US focus on blocking China’s 5G technology misses bigger manufacturing risk
- Venture capitalist Sean O’Sullivan says divided technology landscape would hand China an advantage
- Competing US and Chinese technologies will force third countries to choose between systems
China’s Great Firewall, erected over the past 15 years to restrict domestic access to the internet, may be a bigger problem than concerns over the spread of China’s 5G technology, according to a US venture capital investor.
Fears that networking equipment manufactured by China’s national champion Huawei Technologies could offer Beijing a back door to spy on computer networks may not be as big a deal as China’s Great Firewall effectively dictating how devices connected via this new technology will be manufactured, the investor said.
“By having a bifurcated internet, it has created a very effective trade barrier for hardware.

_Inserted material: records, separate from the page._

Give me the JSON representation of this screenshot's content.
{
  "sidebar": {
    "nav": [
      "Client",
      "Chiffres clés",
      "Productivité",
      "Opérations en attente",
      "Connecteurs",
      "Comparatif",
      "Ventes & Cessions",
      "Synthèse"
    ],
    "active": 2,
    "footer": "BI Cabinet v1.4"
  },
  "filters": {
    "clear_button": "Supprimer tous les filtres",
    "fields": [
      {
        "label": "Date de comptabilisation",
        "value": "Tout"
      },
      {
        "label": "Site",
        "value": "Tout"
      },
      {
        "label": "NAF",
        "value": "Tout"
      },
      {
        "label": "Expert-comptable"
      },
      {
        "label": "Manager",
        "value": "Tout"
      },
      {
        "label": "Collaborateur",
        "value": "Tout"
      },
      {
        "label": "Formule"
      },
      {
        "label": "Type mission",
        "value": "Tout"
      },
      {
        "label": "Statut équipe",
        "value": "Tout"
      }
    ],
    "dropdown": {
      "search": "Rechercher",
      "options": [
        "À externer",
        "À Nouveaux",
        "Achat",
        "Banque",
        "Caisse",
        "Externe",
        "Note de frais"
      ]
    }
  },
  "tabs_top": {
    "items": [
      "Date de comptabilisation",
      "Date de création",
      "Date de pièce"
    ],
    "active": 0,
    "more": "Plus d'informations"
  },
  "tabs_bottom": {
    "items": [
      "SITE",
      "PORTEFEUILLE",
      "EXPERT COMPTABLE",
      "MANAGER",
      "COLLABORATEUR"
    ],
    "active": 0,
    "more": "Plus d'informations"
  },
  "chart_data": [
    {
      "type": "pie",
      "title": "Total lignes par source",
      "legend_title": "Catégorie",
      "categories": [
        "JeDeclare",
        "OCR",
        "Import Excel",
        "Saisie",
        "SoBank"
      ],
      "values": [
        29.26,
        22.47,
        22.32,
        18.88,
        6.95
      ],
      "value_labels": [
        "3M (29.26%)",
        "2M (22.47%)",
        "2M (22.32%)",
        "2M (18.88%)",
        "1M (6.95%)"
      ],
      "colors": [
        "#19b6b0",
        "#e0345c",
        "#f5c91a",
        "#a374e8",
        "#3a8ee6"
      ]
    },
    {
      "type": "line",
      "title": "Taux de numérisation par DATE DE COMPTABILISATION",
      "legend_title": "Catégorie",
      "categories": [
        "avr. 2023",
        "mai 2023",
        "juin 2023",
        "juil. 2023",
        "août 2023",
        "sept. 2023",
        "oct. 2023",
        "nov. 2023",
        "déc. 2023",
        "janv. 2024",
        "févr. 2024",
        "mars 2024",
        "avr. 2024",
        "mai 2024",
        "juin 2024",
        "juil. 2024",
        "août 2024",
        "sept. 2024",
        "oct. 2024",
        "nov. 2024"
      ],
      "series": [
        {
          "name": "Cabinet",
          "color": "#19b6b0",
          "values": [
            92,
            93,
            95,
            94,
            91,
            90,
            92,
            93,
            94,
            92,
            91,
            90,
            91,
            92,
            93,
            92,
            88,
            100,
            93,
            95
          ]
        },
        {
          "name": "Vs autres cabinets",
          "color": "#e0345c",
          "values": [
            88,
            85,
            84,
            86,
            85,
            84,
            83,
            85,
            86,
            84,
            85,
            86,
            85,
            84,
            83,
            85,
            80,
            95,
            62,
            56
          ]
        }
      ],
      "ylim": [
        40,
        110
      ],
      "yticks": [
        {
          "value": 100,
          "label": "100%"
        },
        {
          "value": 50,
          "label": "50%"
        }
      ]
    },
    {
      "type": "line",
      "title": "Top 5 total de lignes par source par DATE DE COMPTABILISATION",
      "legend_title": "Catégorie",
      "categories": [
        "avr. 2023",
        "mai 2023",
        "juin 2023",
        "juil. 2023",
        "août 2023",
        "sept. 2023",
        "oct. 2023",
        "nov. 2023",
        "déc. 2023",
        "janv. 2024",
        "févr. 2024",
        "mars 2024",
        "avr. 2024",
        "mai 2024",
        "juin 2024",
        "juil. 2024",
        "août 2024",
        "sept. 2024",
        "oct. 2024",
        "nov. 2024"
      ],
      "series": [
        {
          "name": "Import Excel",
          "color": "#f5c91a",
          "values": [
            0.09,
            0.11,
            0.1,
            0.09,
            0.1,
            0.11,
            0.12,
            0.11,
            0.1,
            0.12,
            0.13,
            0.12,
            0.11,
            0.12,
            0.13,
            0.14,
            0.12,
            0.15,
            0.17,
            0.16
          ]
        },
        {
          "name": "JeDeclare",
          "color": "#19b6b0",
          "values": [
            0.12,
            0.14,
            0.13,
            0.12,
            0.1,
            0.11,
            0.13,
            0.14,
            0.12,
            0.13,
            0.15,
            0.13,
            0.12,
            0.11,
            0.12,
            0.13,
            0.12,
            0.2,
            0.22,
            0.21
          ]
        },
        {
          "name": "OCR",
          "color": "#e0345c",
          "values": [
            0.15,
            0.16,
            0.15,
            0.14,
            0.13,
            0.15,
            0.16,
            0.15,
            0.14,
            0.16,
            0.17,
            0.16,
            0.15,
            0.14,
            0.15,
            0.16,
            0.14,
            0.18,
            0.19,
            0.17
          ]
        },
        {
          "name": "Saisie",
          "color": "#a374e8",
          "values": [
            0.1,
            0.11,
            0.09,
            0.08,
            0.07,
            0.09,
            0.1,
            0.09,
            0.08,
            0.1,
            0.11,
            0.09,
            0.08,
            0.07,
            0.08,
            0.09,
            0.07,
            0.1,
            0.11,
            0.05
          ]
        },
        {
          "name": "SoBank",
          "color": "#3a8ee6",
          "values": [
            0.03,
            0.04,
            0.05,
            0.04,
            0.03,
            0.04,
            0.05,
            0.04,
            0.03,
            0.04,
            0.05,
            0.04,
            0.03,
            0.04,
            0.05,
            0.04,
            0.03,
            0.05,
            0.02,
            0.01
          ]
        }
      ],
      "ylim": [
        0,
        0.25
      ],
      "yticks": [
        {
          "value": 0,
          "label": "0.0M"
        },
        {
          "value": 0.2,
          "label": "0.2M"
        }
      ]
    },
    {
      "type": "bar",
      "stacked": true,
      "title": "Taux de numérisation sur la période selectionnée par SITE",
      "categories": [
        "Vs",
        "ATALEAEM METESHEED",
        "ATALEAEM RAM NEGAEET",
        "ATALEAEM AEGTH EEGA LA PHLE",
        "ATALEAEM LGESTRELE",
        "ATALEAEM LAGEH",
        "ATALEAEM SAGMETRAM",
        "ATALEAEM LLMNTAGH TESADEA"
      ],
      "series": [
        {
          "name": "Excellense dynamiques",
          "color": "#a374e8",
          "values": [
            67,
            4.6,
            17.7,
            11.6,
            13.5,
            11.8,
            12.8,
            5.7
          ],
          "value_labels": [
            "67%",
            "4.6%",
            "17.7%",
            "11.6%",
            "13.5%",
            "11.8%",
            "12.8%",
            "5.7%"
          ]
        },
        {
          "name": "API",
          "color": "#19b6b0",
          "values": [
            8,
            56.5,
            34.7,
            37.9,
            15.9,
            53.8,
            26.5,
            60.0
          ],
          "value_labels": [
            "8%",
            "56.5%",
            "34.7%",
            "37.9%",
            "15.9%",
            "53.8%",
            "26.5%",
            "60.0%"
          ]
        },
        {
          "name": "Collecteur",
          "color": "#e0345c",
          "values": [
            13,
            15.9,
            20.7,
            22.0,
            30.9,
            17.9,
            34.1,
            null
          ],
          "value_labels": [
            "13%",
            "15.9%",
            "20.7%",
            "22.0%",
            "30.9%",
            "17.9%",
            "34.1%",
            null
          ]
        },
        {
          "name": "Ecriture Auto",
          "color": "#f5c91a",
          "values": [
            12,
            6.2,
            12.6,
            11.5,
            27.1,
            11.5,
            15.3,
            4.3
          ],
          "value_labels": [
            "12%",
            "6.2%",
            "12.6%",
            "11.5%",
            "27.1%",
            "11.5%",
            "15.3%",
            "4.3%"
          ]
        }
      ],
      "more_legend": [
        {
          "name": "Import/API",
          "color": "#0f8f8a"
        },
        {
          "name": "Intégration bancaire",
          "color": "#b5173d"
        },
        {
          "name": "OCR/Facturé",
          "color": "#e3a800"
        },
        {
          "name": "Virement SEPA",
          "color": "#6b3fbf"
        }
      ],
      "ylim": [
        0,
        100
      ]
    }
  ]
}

Everything that is being manufactured has to be for the China market and then the rest of the world market,” Sean O’Sullivan, founder of the US$650 million venture capital firm SOSV, said on the sidelines of the 2019 China Institute Executive Summit in New York.
“The Great Firewall used to be just for software. Now it applies to all manufactured things just because the connectivity of manufactured things is being built into everything,” he said in an interview on Thursday.
In China’s case, the creation of the firewall meant they had been rebuilding the internet in their own image for quite some time, O’Sullivan said, and whatever Washington was doing to forcefully stop Huawei on 5G would be overshadowed.